The point was. . . well, he didn't like dwarfs and trolls. But he didn't like anyone very much. The point was that he moved in their company every day, and he had a right to dislike them. The point was that no fat idiot had the right to say things like that.
He stared at the water. One of the piles of the bridge was right below him; the Ankh sucked and gurgled around it. Debris – baulks of timber, branches, rubbish – had piled up in a sort of sordid floating island. There was even fungus growing on it.
What he could do with right now was a bottle of Bearhugger's. The world swam into focus when you looked at it through the bottom of a bottle.

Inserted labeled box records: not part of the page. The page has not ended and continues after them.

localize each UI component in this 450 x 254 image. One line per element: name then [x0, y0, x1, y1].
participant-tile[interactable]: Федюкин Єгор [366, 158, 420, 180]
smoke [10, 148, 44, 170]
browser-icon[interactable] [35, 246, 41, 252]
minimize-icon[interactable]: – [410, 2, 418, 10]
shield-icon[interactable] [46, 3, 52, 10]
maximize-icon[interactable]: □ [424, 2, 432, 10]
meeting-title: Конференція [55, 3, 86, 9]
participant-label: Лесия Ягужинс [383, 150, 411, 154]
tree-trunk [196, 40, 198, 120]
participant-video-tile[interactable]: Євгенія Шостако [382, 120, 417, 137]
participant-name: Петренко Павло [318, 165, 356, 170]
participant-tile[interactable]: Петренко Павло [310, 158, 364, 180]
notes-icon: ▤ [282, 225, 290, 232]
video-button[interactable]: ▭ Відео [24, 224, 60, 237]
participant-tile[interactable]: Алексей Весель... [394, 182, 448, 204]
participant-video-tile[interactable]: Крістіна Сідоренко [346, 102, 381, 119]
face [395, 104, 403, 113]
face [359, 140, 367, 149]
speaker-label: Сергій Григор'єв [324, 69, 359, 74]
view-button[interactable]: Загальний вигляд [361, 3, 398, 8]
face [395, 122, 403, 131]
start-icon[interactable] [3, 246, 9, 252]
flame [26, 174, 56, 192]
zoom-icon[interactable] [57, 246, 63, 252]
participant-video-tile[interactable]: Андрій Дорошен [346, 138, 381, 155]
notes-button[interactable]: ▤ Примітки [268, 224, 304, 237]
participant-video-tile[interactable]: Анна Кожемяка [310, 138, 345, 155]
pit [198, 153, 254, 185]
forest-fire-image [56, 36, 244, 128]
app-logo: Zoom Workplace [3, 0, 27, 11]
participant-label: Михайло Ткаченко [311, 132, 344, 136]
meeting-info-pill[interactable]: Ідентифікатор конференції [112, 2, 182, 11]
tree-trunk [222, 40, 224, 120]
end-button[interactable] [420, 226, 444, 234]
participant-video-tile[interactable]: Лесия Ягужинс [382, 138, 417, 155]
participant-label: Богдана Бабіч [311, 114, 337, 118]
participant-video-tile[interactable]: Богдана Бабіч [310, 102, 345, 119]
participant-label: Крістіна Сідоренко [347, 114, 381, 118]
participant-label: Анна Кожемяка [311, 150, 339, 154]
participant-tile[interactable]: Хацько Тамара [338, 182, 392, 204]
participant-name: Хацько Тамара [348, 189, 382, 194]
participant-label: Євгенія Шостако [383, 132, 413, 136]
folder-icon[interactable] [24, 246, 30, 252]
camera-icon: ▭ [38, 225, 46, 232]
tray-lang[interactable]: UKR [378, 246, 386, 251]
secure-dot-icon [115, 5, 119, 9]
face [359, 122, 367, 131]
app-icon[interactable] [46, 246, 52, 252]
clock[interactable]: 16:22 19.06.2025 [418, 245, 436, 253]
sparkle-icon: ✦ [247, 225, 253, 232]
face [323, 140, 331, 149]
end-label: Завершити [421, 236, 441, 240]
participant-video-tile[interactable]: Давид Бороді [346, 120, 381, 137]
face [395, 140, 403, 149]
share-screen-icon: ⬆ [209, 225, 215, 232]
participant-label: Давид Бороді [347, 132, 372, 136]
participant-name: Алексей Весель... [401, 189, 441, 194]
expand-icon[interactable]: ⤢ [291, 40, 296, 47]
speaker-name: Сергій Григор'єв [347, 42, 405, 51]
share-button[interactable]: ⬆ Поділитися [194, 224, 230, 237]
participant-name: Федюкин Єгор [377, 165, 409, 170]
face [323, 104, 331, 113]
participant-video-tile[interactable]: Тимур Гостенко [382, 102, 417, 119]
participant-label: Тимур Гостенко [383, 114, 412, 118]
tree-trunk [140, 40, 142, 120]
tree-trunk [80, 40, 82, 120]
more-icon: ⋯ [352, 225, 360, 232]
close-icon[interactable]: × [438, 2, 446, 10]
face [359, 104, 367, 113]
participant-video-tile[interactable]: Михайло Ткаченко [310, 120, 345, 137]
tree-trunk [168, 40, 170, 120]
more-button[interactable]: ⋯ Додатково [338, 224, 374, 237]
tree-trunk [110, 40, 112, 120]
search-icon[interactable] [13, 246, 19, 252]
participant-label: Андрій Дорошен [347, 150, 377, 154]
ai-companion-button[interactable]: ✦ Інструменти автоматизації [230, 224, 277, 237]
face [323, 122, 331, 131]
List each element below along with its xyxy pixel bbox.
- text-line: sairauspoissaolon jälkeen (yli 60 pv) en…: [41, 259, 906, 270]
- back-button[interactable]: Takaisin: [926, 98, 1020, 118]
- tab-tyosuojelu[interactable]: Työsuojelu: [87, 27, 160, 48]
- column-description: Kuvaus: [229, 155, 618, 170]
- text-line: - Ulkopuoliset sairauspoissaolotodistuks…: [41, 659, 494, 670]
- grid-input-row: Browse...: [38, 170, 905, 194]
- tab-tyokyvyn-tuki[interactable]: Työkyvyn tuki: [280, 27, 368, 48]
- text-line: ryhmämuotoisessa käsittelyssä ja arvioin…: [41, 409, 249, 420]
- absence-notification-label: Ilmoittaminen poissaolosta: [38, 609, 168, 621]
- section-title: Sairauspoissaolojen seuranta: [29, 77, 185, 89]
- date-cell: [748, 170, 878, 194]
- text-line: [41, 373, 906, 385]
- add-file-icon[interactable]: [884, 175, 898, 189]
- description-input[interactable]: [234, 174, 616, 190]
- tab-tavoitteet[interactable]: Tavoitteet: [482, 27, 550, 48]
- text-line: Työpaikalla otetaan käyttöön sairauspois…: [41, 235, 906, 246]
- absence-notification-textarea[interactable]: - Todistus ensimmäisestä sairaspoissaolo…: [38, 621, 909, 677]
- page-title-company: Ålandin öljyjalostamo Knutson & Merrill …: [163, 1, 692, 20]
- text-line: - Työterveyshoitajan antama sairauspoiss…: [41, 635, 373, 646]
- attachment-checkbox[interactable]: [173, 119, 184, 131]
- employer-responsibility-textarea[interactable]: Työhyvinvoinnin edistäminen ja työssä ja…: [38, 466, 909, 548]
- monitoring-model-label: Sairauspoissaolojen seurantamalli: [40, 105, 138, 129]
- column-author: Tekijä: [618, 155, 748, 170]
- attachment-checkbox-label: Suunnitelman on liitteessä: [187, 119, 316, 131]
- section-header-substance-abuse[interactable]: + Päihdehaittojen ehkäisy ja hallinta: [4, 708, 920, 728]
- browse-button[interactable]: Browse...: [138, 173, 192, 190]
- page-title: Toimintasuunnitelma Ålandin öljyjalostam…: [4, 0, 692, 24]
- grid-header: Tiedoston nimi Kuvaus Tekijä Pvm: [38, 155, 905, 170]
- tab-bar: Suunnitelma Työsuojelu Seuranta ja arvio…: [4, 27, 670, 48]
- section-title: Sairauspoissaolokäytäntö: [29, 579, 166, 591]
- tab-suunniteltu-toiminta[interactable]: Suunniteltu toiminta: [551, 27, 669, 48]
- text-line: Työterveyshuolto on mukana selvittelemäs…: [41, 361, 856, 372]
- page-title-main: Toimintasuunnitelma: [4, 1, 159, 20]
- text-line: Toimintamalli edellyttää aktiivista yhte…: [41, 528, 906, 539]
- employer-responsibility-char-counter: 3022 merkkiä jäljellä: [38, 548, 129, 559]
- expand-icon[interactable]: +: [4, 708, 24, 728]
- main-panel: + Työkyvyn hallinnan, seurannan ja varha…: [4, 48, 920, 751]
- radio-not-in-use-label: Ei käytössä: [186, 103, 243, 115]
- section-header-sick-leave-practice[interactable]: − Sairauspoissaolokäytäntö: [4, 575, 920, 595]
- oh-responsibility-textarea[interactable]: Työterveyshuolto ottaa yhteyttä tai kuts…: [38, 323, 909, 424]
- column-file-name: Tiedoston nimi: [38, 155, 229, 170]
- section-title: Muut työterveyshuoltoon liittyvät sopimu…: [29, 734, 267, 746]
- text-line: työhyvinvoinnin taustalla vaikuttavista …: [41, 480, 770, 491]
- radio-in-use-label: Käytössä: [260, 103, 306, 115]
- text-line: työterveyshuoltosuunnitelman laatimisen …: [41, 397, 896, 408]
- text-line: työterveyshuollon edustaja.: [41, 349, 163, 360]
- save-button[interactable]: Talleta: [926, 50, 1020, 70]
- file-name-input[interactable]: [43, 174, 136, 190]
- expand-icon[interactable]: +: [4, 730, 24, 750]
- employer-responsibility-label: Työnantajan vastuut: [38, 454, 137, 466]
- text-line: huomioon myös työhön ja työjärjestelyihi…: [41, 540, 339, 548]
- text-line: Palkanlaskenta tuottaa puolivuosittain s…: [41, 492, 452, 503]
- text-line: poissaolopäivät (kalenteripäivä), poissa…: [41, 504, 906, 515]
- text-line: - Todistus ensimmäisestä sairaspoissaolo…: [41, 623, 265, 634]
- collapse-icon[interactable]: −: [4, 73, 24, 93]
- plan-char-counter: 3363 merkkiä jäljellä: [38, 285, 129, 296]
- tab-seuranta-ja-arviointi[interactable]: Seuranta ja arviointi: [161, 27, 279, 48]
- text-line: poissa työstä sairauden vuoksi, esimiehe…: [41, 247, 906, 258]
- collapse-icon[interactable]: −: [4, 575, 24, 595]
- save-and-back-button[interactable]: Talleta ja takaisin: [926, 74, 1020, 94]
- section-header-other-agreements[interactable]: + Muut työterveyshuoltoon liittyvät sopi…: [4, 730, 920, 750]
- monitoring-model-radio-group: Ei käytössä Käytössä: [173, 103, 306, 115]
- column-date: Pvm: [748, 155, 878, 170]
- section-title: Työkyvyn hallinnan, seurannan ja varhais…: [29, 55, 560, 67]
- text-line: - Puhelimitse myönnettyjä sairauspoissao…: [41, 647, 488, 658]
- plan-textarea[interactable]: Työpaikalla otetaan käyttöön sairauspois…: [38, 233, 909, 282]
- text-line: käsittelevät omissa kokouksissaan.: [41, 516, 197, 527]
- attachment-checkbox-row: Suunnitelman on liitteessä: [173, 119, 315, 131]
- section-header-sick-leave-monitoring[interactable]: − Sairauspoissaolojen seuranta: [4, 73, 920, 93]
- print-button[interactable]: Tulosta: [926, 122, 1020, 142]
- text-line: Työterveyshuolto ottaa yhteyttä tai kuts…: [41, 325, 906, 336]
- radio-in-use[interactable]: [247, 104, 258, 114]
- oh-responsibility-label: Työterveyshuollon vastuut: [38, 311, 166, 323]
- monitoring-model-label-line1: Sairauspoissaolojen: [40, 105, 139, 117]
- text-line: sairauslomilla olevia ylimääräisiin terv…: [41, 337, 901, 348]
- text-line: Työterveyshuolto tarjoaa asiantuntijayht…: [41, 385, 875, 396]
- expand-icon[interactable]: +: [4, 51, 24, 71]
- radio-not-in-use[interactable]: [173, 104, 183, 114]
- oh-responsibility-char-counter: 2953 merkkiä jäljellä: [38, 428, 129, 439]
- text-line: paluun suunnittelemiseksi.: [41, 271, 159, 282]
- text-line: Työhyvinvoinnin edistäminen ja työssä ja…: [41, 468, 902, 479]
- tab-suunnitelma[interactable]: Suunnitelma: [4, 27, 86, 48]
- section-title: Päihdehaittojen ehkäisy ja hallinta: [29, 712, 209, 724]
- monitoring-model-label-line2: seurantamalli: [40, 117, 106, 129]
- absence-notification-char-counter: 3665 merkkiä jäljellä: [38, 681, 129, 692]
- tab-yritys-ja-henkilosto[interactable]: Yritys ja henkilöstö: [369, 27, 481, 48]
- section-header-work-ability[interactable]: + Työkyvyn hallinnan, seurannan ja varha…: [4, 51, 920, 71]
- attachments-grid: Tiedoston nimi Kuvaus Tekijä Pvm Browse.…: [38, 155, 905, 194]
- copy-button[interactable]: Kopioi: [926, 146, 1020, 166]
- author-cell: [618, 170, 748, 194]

Something else swam into focus.
Doctrine of signatures, thought Vimes. That's what the herbalists call it. It's like the gods put a 'Use Me' label on plants. If a plant looks like a part of the body, it's good for ailments peculiar to that part. There's teethwort for teeth, spleenwort for . . . spleens, eyebright for eyes . . . there's even a toadstool called Phallus impudicus, and I don't know what that's for but Nobby is a big man for mushroom omelettes. Now . . . either that fungus down there is exactly the medicine for hands, or . . .
Vimes sighed.
'Carrot, can you go and get a boathook, please?'
Carrot followed his gaze.
'Just to the left of that log, Carrot.'
'Oh, no!'
'I'm afraid so. Haul it out, find out who he was, make out a report for Sergeant Colon.'
The corpse was a clown. Once Carrot had climbed down the pile and moved the debris aside, he floated face up, a big sad grin painted on his face.
'He's dead!'
'Catching, isn't it?'
Vimes looked at the grinning corpse. Don't investigate. Keep out of it. Leave it to the Assassins and bloody Quirke. These are your orders.
'Corporal Carrot?'
'Sir?'
These are your orders . . .
Well, damn that. What did Vetinari think he was? Some kind of clockwork soldier?
'We're going to find out what's been going on here.'
'Yes, sir!'
'Whatever else happens. We're going to find out.'
The river Ankh is probably the only river in the universe on which the investigators can chalk the outline of the corpse.